Neuroscientist Guoping Feng and his colleagues had a simple plan. They would breed mice lacking a particular gene in order to probe the brain effects of the protein produced by that gene. To the scientists’ surprise, they found that these gene-deprived animals provide a rudimentary rodent model of obsessive-compulsive disorder (OCD), a poorly understood psychiatric ailment that affects nearly 1 in 50 people.
The team, primarily from Duke University Medical Center in Durham, N.C., reports that mice missing this gene appear to be fine for their first 4 to 6 months. Then they begin to groom themselves excessively, which results in hair loss and skin injuries. They also display heightened anxiety. Compared with genetically intact mice, the gene-deprived animals are slower to enter and quicker to exit risky settings, such as open spaces.
The targeted gene makes a protein known as SAPAP3, which fosters brain-cell communication via the chemical messenger glutamate, especially in the striatum, a structure near the top of the brain stem. The striatum coordinates physical actions and guides the planning and control of behavior.
Further study of the gene for SAPAP3 and related genes in mice and people may lead to new drug treatments for OCD, Feng’s team reports in the Aug. 23 Nature.
“We obviously cannot talk to mice to find out what they are thinking, but these mutant mice clearly did things that looked like OCD,” Feng says.
The disease is characterized by unwanted intrusive thoughts that generate intense worry and result in repetitive behaviors aimed at quelling anxiety. Sufferers may wash their hands for hours every day for fear of becoming contaminated by germs or repeatedly check that doors are locked.
Prior studies of OCD have implicated disturbed communication among three areas of the brain: the thalamus, which relays sensory signals; the frontal cortex, which controls thoughts and behavior; and the striatum. Causes of this communication breakdown were unclear.
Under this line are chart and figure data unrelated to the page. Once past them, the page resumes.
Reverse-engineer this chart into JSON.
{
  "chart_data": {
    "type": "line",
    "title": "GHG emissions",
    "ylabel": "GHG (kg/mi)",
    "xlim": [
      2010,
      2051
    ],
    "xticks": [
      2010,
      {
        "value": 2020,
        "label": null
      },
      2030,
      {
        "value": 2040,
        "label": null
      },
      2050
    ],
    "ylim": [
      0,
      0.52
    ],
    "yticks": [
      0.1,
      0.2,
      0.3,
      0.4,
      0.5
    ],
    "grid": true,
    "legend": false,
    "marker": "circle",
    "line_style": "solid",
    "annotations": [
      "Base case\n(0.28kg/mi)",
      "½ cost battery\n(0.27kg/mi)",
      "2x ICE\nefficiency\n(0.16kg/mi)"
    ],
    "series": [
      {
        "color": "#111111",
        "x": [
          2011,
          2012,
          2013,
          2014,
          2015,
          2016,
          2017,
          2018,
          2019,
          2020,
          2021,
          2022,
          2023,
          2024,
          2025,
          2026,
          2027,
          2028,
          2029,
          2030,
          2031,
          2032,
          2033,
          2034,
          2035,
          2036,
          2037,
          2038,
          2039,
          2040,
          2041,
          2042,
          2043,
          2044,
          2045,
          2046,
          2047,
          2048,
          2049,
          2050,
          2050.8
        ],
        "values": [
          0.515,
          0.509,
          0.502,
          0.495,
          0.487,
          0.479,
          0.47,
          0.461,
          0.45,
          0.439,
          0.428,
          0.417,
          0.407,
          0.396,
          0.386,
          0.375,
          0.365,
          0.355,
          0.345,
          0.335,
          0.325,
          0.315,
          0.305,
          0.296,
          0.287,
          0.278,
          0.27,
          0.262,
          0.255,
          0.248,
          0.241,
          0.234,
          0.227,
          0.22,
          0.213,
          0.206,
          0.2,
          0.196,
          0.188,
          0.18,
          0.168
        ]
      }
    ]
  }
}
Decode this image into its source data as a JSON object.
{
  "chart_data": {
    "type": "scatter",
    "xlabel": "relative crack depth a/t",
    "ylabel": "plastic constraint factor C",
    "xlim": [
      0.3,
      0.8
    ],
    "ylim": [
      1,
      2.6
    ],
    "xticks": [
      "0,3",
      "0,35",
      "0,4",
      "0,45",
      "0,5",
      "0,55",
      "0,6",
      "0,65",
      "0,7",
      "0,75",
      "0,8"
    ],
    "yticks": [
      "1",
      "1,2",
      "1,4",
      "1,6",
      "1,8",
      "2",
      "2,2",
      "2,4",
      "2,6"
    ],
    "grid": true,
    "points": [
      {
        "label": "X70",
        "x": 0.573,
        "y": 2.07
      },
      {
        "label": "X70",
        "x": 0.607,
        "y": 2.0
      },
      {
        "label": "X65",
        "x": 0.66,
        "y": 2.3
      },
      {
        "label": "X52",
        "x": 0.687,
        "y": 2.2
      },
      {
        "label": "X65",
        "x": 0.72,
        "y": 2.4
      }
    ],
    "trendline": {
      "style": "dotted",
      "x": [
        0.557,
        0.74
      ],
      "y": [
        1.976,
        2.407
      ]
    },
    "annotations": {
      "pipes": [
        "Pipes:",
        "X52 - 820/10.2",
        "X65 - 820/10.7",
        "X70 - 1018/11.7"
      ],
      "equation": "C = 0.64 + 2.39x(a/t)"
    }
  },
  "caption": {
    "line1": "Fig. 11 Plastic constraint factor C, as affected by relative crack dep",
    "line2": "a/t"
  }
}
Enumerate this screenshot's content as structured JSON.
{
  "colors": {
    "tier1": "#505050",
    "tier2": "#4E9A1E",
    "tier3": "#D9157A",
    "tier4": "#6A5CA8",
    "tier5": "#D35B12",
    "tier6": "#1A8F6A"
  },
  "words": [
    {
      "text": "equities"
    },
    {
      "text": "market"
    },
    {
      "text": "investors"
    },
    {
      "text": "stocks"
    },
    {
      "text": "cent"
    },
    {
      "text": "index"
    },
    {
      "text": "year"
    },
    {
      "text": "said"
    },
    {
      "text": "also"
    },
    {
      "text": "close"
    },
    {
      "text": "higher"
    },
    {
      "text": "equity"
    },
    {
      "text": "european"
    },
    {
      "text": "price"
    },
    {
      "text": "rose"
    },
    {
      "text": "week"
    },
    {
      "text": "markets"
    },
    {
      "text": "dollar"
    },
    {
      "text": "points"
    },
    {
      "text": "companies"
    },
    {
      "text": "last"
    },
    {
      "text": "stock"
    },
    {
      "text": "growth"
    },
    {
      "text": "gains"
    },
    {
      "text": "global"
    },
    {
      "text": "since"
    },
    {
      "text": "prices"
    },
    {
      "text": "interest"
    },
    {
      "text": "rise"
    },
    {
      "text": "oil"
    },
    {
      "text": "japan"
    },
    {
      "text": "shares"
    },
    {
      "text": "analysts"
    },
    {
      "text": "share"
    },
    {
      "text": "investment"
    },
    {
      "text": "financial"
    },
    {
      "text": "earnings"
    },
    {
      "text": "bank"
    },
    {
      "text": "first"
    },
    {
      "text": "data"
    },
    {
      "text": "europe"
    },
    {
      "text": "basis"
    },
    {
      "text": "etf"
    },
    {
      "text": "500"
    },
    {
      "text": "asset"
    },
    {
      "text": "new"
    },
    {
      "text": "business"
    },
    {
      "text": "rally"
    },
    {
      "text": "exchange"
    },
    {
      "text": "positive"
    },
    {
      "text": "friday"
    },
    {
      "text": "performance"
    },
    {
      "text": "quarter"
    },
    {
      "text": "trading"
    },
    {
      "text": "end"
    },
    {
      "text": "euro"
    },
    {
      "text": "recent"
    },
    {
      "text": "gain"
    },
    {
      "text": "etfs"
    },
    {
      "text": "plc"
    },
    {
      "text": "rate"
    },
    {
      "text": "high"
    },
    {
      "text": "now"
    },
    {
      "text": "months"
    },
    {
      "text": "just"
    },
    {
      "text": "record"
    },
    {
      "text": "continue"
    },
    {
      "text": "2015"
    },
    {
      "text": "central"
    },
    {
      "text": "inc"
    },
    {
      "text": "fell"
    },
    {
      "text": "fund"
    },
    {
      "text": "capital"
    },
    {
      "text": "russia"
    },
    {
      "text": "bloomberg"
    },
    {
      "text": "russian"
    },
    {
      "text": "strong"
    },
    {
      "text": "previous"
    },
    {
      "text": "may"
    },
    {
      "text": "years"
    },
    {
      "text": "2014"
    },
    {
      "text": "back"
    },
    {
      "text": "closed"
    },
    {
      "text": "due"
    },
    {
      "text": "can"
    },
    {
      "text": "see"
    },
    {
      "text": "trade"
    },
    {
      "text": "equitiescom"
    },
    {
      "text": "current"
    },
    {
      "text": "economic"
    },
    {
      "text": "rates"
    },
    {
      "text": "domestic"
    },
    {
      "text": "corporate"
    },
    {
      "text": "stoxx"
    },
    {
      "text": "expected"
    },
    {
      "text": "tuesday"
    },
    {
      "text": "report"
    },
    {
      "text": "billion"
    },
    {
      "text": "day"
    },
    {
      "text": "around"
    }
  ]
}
Video surveillance confirmed that mice without the gene for SAPAP3 slept fitfully and caused their own skin injuries by excessively grooming themselves. Administration of fluoxetine (Prozac) to the mutant mice for 6 days generally decreased excessive grooming, aided sleep, and eased signs of anxiety.
Doctors often prescribe Prozac and related medications for OCD. These drugs target the neurotransmitter serotonin and alleviate symptoms in about half of OCD patients, suggesting to Feng that various neurotransmitters contribute to the disorder.
Feng’s analyses of neural tissue from mutant mice indicate that the lack of SAPAP3 suppresses activity in the striatum usually triggered by glutamate, and that this cutback stunts connections between the striatum and the cortex.
When the scientists injected the striata of 7-day-old mutant mice with a substance containing the gene for SAPAP3, the animals didn’t develop grooming abnormalities or anxiety.
Feng’s team provides an urgently needed model of OCD, remarks neuroscientist Ann M. Graybiel of the Massachusetts Institute of Technology. It remains unclear why deleting the gene for SAPAP3 produced only excessive grooming and anxiety, because brain circuits that include the striatum underlie a broad range of behaviors, Graybiel says.